Poverty and hunger, though, affect people of every race. Highlighting food insecurity isn’t controversial.
Saying in no uncertain terms that the black community in America historically hasn’t been heard and that helping isn’t politics but human rights unfortunately is, at least to some. Just check out some of the replies to Burrow’s tweet.

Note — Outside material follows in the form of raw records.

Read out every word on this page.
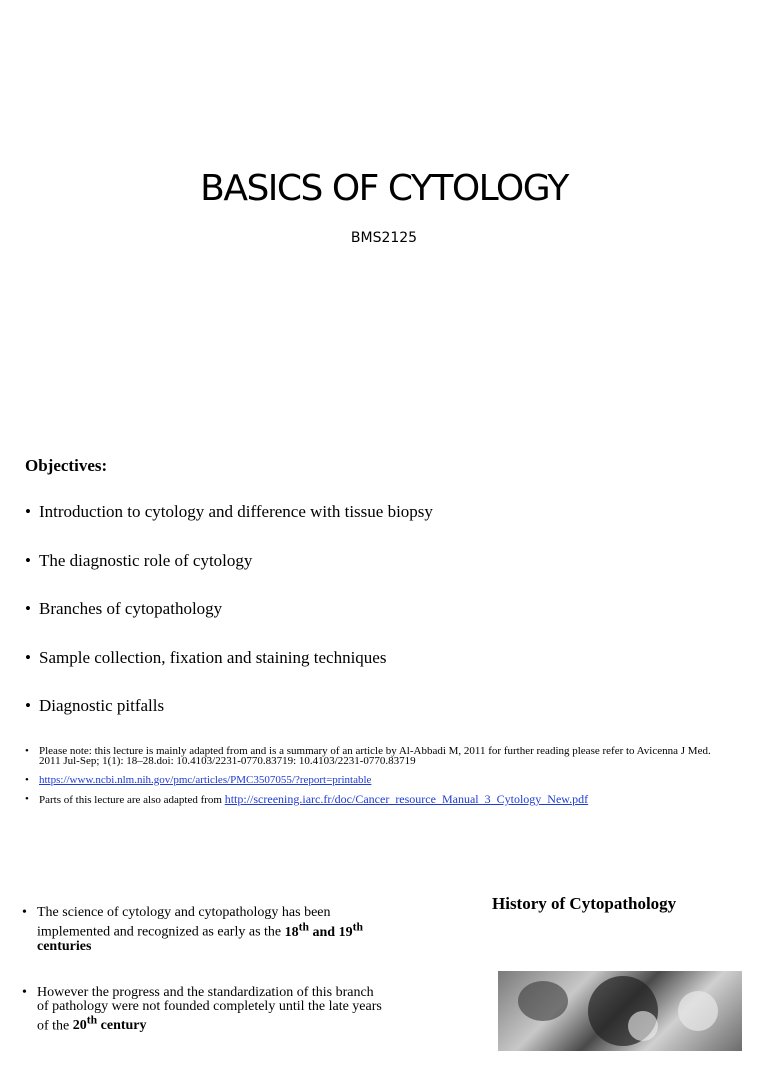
BASICS OF CYTOLOGY
BMS2125
Objectives:
• Introduction to cytology and difference with tissue biopsy
• The diagnostic role of cytology
• Branches of cytopathology
• Sample collection, fixation and staining techniques
• Diagnostic pitfalls
• Please note: this lecture is mainly adapted from and is a summary of an article by Al-Abbadi M, 2011 for further reading please refer to Avicenna J Med. 2011 Jul-Sep; 1(1): 18–28.doi: 10.4103/2231-0770.83719: 10.4103/2231-0770.83719
• https://www.ncbi.nlm.nih.gov/pmc/articles/PMC3507055/?report=printable
• Parts of this lecture are also adapted from http://screening.iarc.fr/doc/Cancer_resource_Manual_3_Cytology_New.pdf
• The science of cytology and cytopathology has been implemented and recognized as early as the 18th and 19th centuries
• However the progress and the standardization of this branch of pathology were not founded completely until the late years of the 20th century
History of Cytopathology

He also got a great deal of support, from Bengals fans and non-Bengals fans, from those appreciative of him using his voice.
The NFL, in case you haven’t noticed, isn’t usually big on its players, particularly QBs, being seen as controversial. Before the 2018 draft, it was reported that teams had questions about UCLA quarterback Josh Rosen because, among other things, his interest in politics was construed as a lack of commitment to football.
Because as we all know, human brains can’t hold information on multiple topics at once.
Burrow has already been drafted, so Friday’s tweet can’t hurt his draft stock. One would hope that he would have said it even if we were pre-draft. But he is sending a clear message, not just on where his morals are, but what kind of leader he is.
Later Friday, the Miami Dolphins posted a statement from head coach Brian Flores, one of three black head coaches in the league; Flores said in part that, “Many people who broadcast their opinions on kneeling or on the hiring of minorities don’t seem to have an opinion on the recent murders of these young black men and women. I think many of them QUIETLY say that watching George Floyd plead for help is one of the more horrible things that they’ve seen, but it’s said amongst themselves where no one can hear.”
Backlash from some fans or a possible hit to his wallet be damned, Joe Burrow wasn’t quiet on Friday. He did what he believes is the right thing, hopefully showing his teammates, new city and the NFL the type of leader he aims to be, not just on the field but off.